Attracting birds

Here are several resources for landscaping to attract birds:

How to Attract Birds has a nice summary, which amounts to providing food, water and shelter, resources which are often scarce in suburban areas. Providing variety in your plantings, especially providing year-round food, is especially useful. It dicusses the importance of planting native species, which native birds are already familiar with and adapted to, and organic gardening (using pesticides hurts the birds that eat insects).

When providing water, keep the water shallow - no more than 2-3" deep - as songbirds cannot swim, and will be very wary of entering deeper water. A rough and gradually sloping bottom, perhaps with some stones added for smaller birds to land on, will also help. A water source should be in a clearing, so that drinking and bathing birds can keep an eye out for predators. Depending on whether hawks or cats are a more likely threat will determine what sorts of plantings need to be near the water.

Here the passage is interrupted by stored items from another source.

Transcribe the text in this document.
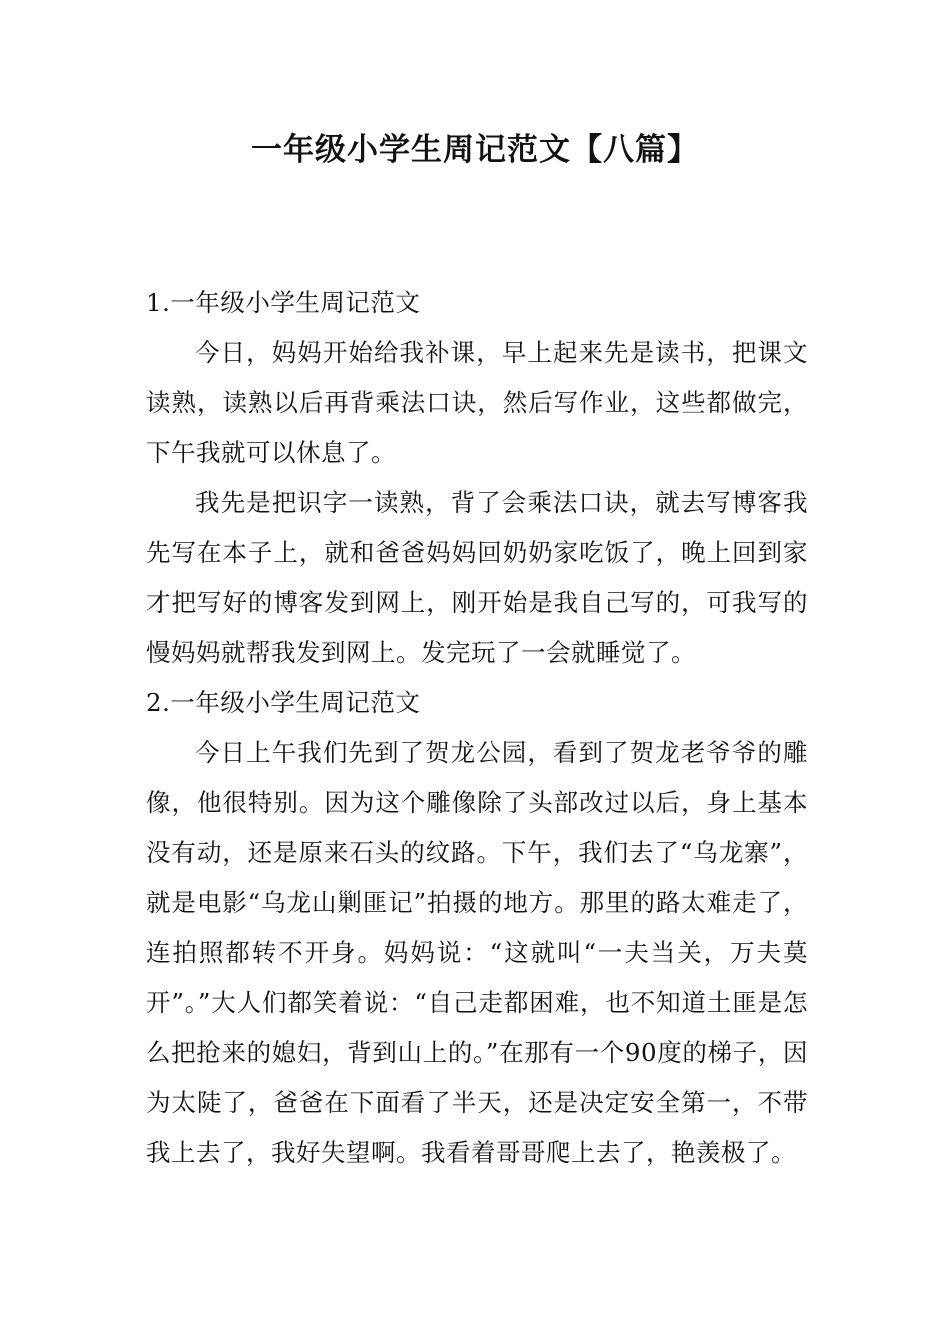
一年级小学生周记范文【八篇】
1.一年级小学生周记范文

今日，妈妈开始给我补课，早上起来先是读书，把课文读熟，读熟以后再背乘法口诀，然后写作业，这些都做完，下午我就可以休息了。

我先是把识字一读熟，背了会乘法口诀，就去写博客我先写在本子上，就和爸爸妈妈回奶奶家吃饭了，晚上回到家才把写好的博客发到网上，刚开始是我自己写的，可我写的慢妈妈就帮我发到网上。发完玩了一会就睡觉了。

2.一年级小学生周记范文

今日上午我们先到了贺龙公园，看到了贺龙老爷爷的雕像，他很特别。因为这个雕像除了头部改过以后，身上基本没有动，还是原来石头的纹路。下午，我们去了“乌龙寨”，就是电影“乌龙山剿匪记”拍摄的地方。那里的路太难走了，连拍照都转不开身。妈妈说：“这就叫“一夫当关，万夫莫开”。”大人们都笑着说：“自己走都困难，也不知道土匪是怎么把抢来的媳妇，背到山上的。”在那有一个90度的梯子，因为太陡了，爸爸在下面看了半天，还是决定安全第一，不带我上去了，我好失望啊。我看着哥哥爬上去了，艳羡极了。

Cornell has several pages, including one on seven important plant groups:


Conifers:
Evergreen trees and shrubs such as pines, spruces, firs, arborvitae, and junipers. Provide excellent shelter and nest sites, as well as food (fruits and seeds).

Grasses and Legumes:
Provide cover for ground-nesting birds (if not mowed during the nesting season) and food (seeds and insects).

Nectar-producing Plants:
Attract hummingbirds (especially flowers with tubular red corollas) and orioles.

Summer-fruiting Plants:
Provide food during the nesting season. Various species of cherry, chokecherry, native honeysuckle, raspberry, serviceberry, blackberry, blueberry, mulberry, and elderberry.

Fall-fruiting Plants:
Important for both migratory birds building up fat reserves before migration and non-migratory birds that need to enter the winter season in good physical condition. Includes dogwoods, mountain ash, cotoneasters, and buffalo-berries.

Winter-persistent Plants:
Fruits remain attached to these plants long after they ripen in the fall, providing a winter food source for residents, as well as for early-returning migrants. Includes crabapple, snowberry, native bittersweet, sumacs, viburnums, American highbush cranberry, eastern wahoo, Virginia creeper, and winterberry (holly).

Nut and Acorn Plants:
Includes oaks, hickories, buckeyes, chestnuts, butternuts, walnuts, and hazels. Provide food and good nesting habitat.

Cornell's pages also include detailed information about some of the plant species and the birds they attract, as well as general landscaping tips, including: taking stock of what you already have; plant native species; provide variety, including sheltering and food-producing plants; leave dead limbs and piles of brush if you can.

Two more plant lists, one from the University of Illinois, which includes trees, and from WildBirds.com, a list of flowers, small trees, shrubs and vines.